Comparação com equipes de baixo desempenho
Em contrapartida, as equipes que apresentaram desempenho inferior, como a Alpine, terão acesso a uma alocação máxima de testes, recebendo 115% da cota padrão. Isso significa que essas equipes poderão realizar 368 utilizações do túnel de vento e 2.300 simulações computacionais (CFD). Essa regra foi implementada pela FIA em 2021 com o intuito de reduzir a disparidade entre as equipes e promover uma maior igualdade ao longo dos campeonatos, permitindo que as equipes de menor desempenho tenham mais oportunidades para se aproximar dos times que estão no topo.
Objetivo do sistema
Embora o sistema atual crie uma desigualdade inicial em termos de alocação de testes, seu objetivo é nivelar o grid ao longo dos anos. Ao proporcionar mais oportunidades de desenvolvimento para as equipes de menor desempenho, a FIA busca fomentar um ambiente competitivo mais equilibrado, onde as diferenças entre as equipes possam ser reduzidas gradativamente.

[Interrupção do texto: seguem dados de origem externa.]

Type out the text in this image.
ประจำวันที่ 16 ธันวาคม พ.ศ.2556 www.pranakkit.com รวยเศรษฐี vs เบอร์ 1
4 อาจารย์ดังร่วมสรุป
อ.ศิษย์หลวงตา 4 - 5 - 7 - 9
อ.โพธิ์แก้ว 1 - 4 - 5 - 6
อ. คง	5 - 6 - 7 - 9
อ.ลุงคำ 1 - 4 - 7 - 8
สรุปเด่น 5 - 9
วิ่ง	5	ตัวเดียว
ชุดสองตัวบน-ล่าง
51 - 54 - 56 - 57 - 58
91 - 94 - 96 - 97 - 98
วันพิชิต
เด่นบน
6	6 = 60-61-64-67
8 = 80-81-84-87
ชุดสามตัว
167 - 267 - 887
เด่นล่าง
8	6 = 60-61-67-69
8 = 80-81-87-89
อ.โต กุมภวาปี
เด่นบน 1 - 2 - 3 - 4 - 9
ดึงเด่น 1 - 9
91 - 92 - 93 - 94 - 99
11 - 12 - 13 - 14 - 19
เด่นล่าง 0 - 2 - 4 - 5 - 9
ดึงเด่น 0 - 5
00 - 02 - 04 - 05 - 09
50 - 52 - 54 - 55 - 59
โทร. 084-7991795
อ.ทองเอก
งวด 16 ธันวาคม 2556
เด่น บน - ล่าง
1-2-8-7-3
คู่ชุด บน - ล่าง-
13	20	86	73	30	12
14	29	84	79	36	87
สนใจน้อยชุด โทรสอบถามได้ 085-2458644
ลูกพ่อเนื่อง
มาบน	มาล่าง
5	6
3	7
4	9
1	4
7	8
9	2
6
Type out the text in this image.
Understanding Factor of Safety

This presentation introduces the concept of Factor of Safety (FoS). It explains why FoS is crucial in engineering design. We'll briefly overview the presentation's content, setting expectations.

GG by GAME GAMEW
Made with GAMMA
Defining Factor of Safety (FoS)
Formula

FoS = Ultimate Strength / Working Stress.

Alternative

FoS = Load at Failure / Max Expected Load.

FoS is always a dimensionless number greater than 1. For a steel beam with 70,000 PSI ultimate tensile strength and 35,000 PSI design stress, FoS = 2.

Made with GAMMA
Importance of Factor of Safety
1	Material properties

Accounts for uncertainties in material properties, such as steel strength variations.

Alocação de testes em 2026
Abaixo, apresenta-se a alocação de tempo que cada equipe terá disponível para testes em 2026, conforme sua posição final em 2025:
- 1. McLaren: 70% – 224 utilizações do túnel de vento; 1.400 simulações CFD
- 2. Mercedes: 75% – 240 utilizações do túnel de vento; 1.500 simulações CFD
- 3. Red Bull: 80% – 256 utilizações do túnel de vento; 1.600 simulações CFD
- 4. Ferrari: 85% – 272 utilizações do túnel de vento; 1.700 simulações CFD
- 5. Williams: 90% – 288 utilizações do túnel de vento; 1.800 simulações CFD
- 6. Racing Bulls: 95% – 304 utilizações do túnel de vento; 1.900 simulações CFD
- 7. Aston Martin: 100% – 320 utilizações do túnel de vento; 2.000 simulações CFD
- 8. Haas: 105% – 336 utilizações do túnel de vento; 2.100 simulações CFD
- 9. Audi (ex-Sauber): 110% – 352 utilizações do túnel de vento; 2.200 simulações CFD
- 10. Alpine: 115% – 368 utilizações do túnel de vento; 2.300 simulações CFD
- – Cadillac (estreante): 115% – 368 utilizações do túnel de vento; 2.300 simulações CFD
Conclusão
A McLaren, apesar de seu sucesso na temporada anterior, enfrentará um cenário desafiador em 2026 devido a restrições significativas em sua alocação de testes. Enquanto isso, as equipes de menor desempenho terão a chance de se desenvolver mais intensamente, o que pode alterar a dinâmica competitiva da Fórmula 1 nos próximos anos.